Research Issues
1)
Research Goal: The goal of AI research should be to create not undirected intelligence, but beneficial intelligence.
2)
Research Funding: Investments in AI should be
accompanied by funding for research on ensuring its beneficial use,
including thorny questions in computer science, economics, law, ethics,
and social studies, such as:
- How can we make future AI systems highly robust, so that they do what we want without malfunctioning or getting hacked?
- How can we grow our prosperity through automation while maintaining people’s resources and purpose?
- How can we update our legal systems to be more fair and efficient,
to keep pace with AI, and to manage the risks associated with AI?
- What set of values should AI be aligned with, and what legal and ethical status should it have?
3)
Science-Policy Link: There should be constructive and healthy exchange between AI researchers and policy-makers.
4)
Research Culture: A culture of cooperation, trust, and transparency should be fostered among researchers and developers of AI.
5)
Race Avoidance: Teams developing AI systems should actively cooperate to avoid corner-cutting on safety standards.
Ethics and Values
6)
Safety: AI systems should be safe and secure throughout their operational lifetime, and verifiably so where applicable and feasible.
7)
Failure Transparency: If an AI system causes harm, it should be possible to ascertain why.
8)
Judicial Transparency: Any involvement by an
autonomous system in judicial decision-making should provide a
satisfactory explanation auditable by a competent human authority.
9)
Responsibility: Designers and builders of
advanced AI systems are stakeholders in the moral implications of their
use, misuse, and actions, with a responsibility and opportunity to shape
those implications.
10)
Value Alignment: Highly autonomous AI systems
should be designed so that their goals and behaviors can be assured to
align with human values throughout their operation.
11)
Human Values: AI systems should be designed and
operated so as to be compatible with ideals of human dignity, rights,
freedoms, and cultural diversity.
12)
Personal Privacy: People should have the right
to access, manage and control the data they generate, given AI systems’

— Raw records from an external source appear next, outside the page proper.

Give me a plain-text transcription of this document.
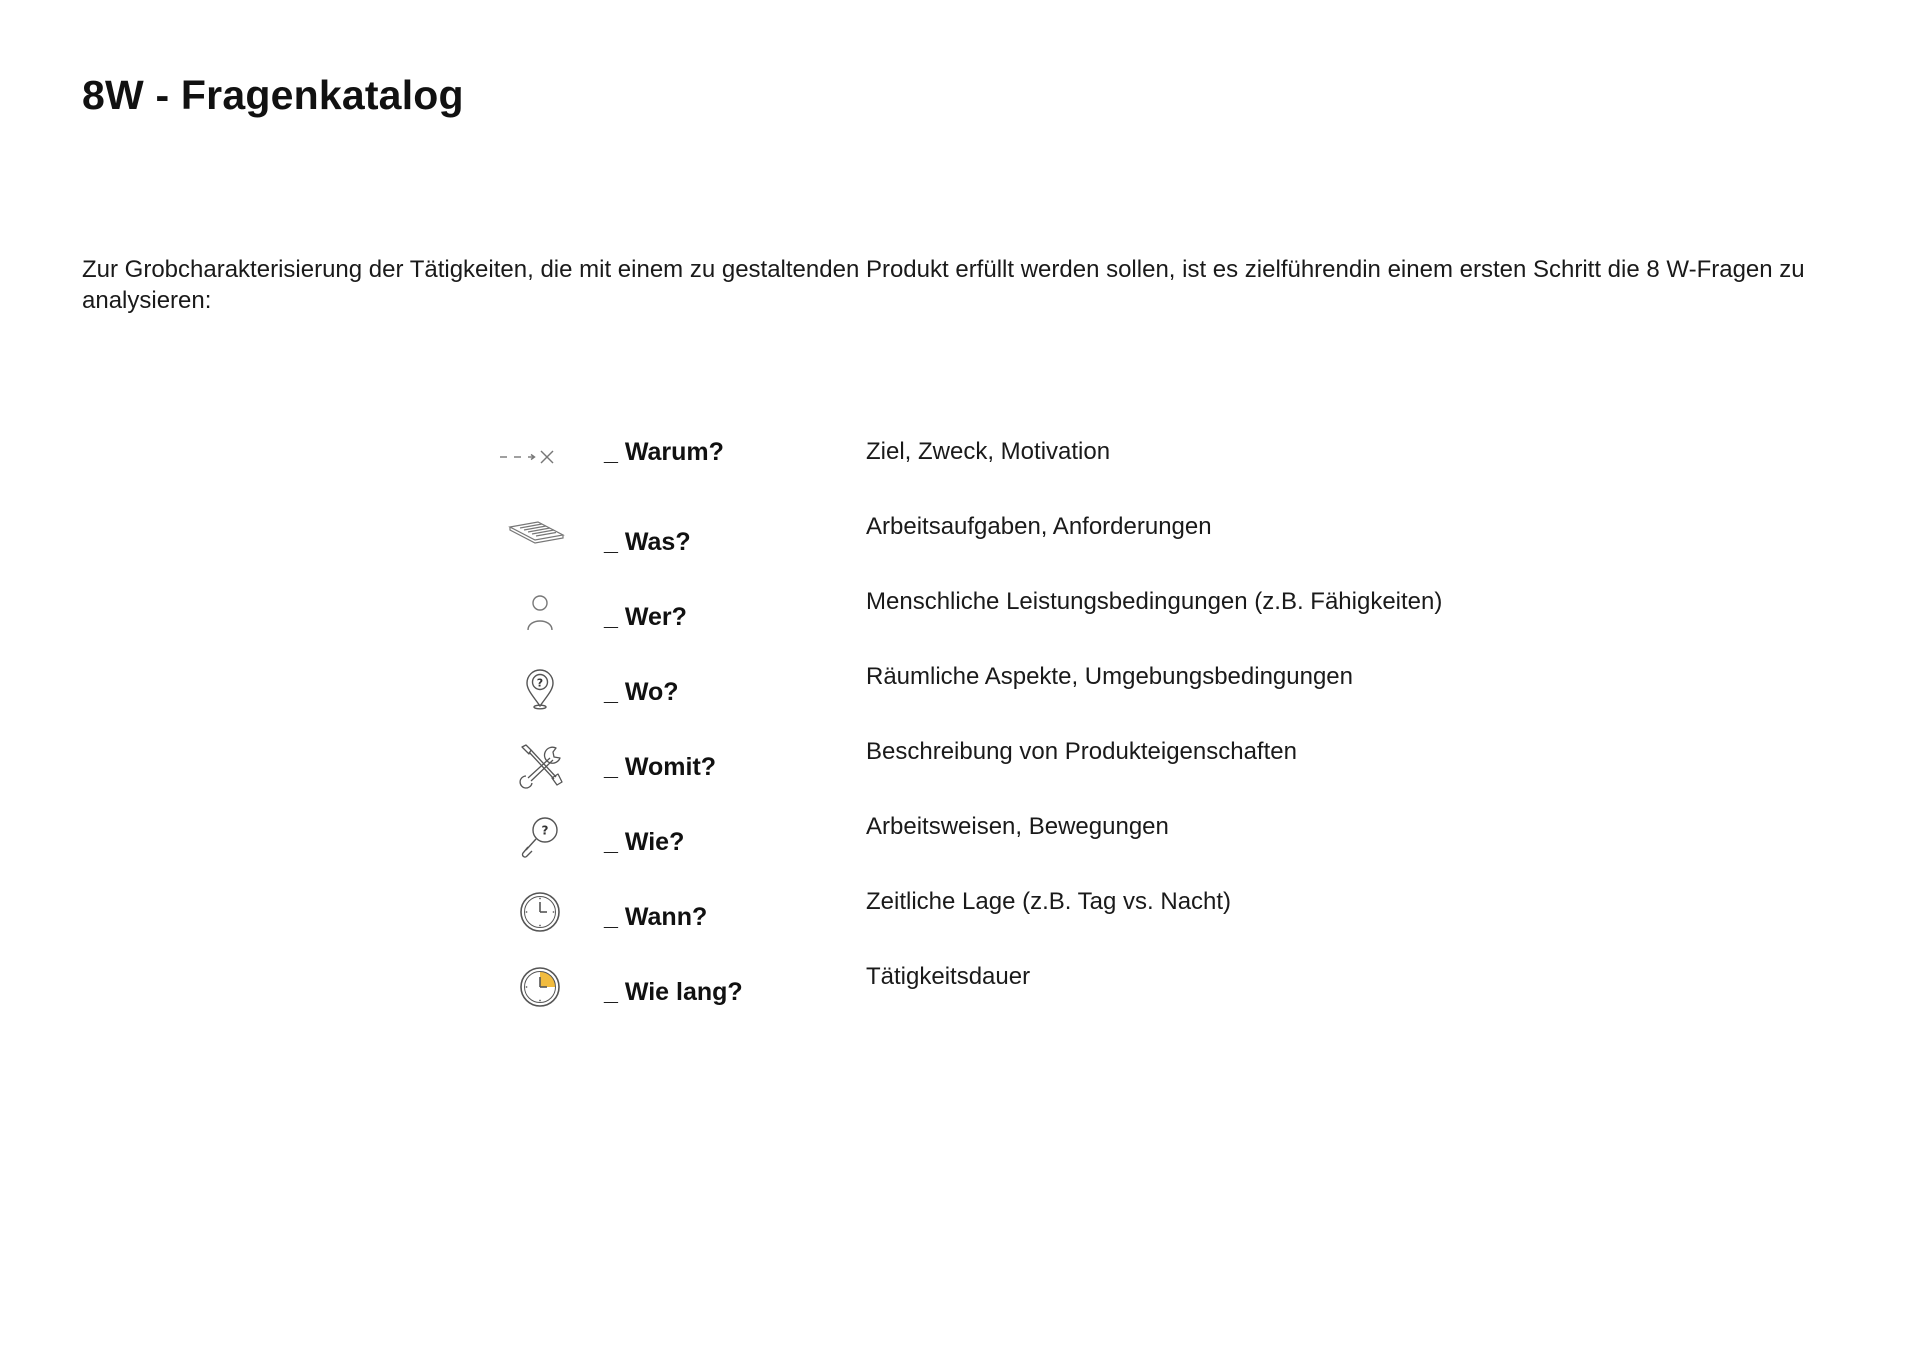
8W - Fragenkatalog

Zur Grobcharakterisierung der Tätigkeiten, die mit einem zu gestaltenden Produkt erfüllt werden sollen, ist es zielführendin einem ersten Schritt die 8 W-Fragen zu analysieren:

_ Warum?	Ziel, Zweck, Motivation
_ Was?
Arbeitsaufgaben, Anforderungen
_ Wer?
Menschliche Leistungsbedingungen (z.B. Fähigkeiten)
? _ Wo?
Räumliche Aspekte, Umgebungsbedingungen
_ Womit?
Beschreibung von Produkteigenschaften
? _ Wie?
Arbeitsweisen, Bewegungen
_ Wann?
Zeitliche Lage (z.B. Tag vs. Nacht)
_ Wie lang?
Tätigkeitsdauer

power to analyze and utilize that data.
13)
Liberty and Privacy: The application of AI to personal data must not unreasonably curtail people’s real or perceived liberty.
14)
Shared Benefit: AI technologies should benefit and empower as many people as possible.
15)
Shared Prosperity: The economic prosperity created by AI should be shared broadly, to benefit all of humanity.
16)
Human Control: Humans should choose how and whether to delegate decisions to AI systems, to accomplish human-chosen objectives.
17)
Non-subversion: The power conferred by control
of highly advanced AI systems should respect and improve, rather than
subvert, the social and civic processes on which the health of society
depends.
18)
AI Arms Race: An arms race in lethal autonomous weapons should be avoided.
Longer-term Issues
19)
Capability Caution: There being no consensus, we should avoid strong assumptions regarding upper limits on future AI capabilities.
20)
Importance: Advanced AI could represent a
profound change in the history of life on Earth, and should be planned
for and managed with commensurate care and resources.
21)
Risks: Risks posed by AI systems, especially
catastrophic or existential risks, must be subject to planning and
mitigation efforts commensurate with their expected impact.
22)
Recursive Self-Improvement: AI systems designed
to recursively self-improve or self-replicate in a manner that could
lead to rapidly increasing quality or quantity must be subject to strict
safety and control measures.
23)
Common Good: Superintelligence should only be
developed in the service of widely shared ethical ideals, and for the
benefit of all humanity rather than one state or organization.